Authors response. A summary Figure 1, illustrating the relationship between mental stress and systemic cardiovascular effects, has been added to “Inflammatory response to mental stress”.

 

  1. Reviewer comment. The authors should add at least one paragraph to describe the limitation of the review carried out that would be added before conclusion section (before line 318).

Authors response. “Limitations” paragraph has been added before Conclusion.

 

 

 

7 & 8. Reviewer comment. The conclusion of the present manuscript is not solid. Further elaboration is needed (line 318-326).

Further research needs to be explained in the conclusion section (line 318-326).

Authors response. Some changes have been added to the Conclusion.

 

  1. Reviewer comment. To improve the quality of English used in this manuscript and make sure English language, grammar, punctuation, spelling, and overall style are correct, further proofreading is needed. As an alternative, the authors can use the MDPI English proofreading service for this issue.

Authors response. The text has been extensively revised by one of the author (MYH), native English language speaker.

 

  1. Reviewer comment. Please make sure the authors have used the Journal of Clinical Medicine, MDPI format correctly. The authors can download published manuscripts by Journal of Clinical Medicine, MDPI, and compare them with the present author's manuscript to ensure typesetting is appropriate.Authors response. Thank you. This was already done in the submission process.

Reviewer 3 Report

Although this topic is really complex and much is not known, the manuscript is overall well written and well balanced. This is a nice review paper. I have nothing to comment.

Round 2

Reviewer 1 Report

The authors have revised according to my main comments (but still reference 145 has erroneous author order). The format is still a bit unortodox. Is it a review or not? It doesn't follow any Equator guideline. It reads more like a chapter in a coursebook. On the other hand I find the content correct although not novel. There are other articles summarizing similar topics. If part 1 is accepted, maybe this one will be a nice complement.

Reviewer 2 Report

Dear Henein et al.,

 

After carefully reading the author's revised manuscript entitled "Mental stress effect on cardiovascular health - Part II" (jcm-1689172) by Henein et al., with all due respect, I recommend the manuscript must be rejected for publication on Journal of Clinical Medicine.
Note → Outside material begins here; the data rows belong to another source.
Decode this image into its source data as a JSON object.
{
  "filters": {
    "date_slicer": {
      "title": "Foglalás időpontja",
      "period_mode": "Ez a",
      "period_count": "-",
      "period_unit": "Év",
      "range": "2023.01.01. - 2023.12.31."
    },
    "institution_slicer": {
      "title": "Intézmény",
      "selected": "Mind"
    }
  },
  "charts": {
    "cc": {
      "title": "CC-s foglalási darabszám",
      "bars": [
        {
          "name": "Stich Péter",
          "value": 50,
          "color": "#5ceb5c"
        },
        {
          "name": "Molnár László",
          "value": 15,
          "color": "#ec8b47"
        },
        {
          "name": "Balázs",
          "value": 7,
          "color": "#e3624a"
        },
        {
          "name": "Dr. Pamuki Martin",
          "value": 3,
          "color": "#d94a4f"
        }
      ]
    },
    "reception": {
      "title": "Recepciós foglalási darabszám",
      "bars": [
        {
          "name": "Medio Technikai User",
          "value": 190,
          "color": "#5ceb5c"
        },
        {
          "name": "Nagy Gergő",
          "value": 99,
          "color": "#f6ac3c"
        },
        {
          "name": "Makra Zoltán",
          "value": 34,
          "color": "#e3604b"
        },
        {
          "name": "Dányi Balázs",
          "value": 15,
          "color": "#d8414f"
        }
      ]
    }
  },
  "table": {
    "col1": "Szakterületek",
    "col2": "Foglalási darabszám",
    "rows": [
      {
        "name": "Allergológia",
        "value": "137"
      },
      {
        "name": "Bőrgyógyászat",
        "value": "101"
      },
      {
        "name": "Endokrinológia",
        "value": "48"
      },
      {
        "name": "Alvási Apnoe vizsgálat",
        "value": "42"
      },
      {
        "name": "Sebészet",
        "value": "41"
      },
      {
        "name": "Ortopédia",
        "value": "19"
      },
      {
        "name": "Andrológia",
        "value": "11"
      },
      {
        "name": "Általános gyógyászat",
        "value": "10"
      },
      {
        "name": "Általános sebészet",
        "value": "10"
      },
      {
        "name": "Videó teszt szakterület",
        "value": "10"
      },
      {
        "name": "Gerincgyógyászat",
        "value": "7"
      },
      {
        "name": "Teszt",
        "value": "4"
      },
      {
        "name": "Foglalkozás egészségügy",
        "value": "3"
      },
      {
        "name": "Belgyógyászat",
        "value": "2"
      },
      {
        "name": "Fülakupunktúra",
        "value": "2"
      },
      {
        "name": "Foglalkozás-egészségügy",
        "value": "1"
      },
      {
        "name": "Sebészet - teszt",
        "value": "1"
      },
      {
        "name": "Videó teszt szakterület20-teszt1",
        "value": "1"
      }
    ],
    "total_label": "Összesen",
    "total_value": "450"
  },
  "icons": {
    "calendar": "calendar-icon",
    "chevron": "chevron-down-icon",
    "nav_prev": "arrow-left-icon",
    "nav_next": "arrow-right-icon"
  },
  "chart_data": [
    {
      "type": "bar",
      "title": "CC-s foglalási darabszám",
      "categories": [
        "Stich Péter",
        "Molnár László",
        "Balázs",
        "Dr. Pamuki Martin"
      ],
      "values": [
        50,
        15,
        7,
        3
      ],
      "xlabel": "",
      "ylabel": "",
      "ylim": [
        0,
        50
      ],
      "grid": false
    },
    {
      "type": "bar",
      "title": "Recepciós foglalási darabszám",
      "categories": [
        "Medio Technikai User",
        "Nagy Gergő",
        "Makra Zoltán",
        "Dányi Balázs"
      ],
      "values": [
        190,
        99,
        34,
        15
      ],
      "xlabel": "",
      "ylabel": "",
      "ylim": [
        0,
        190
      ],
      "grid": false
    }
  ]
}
Regarding the review being carried out on the current manuscript, there is a misunderstanding that is very dangerous for the scientific community.

 

This manuscript is so minimal in substance and not existence scientific contribution that it is not suitable to be published in a separated manuscript between Part I and Part II, the author should have made it into one complete manuscript when he wanted to publish it. Even Part II manuscript by this authors is published after my rejection decision, it will have the effect of biasing unworthy science.

 

In the end, this manuscript is inappropriate for publication, has a serious flaw, and should not be published.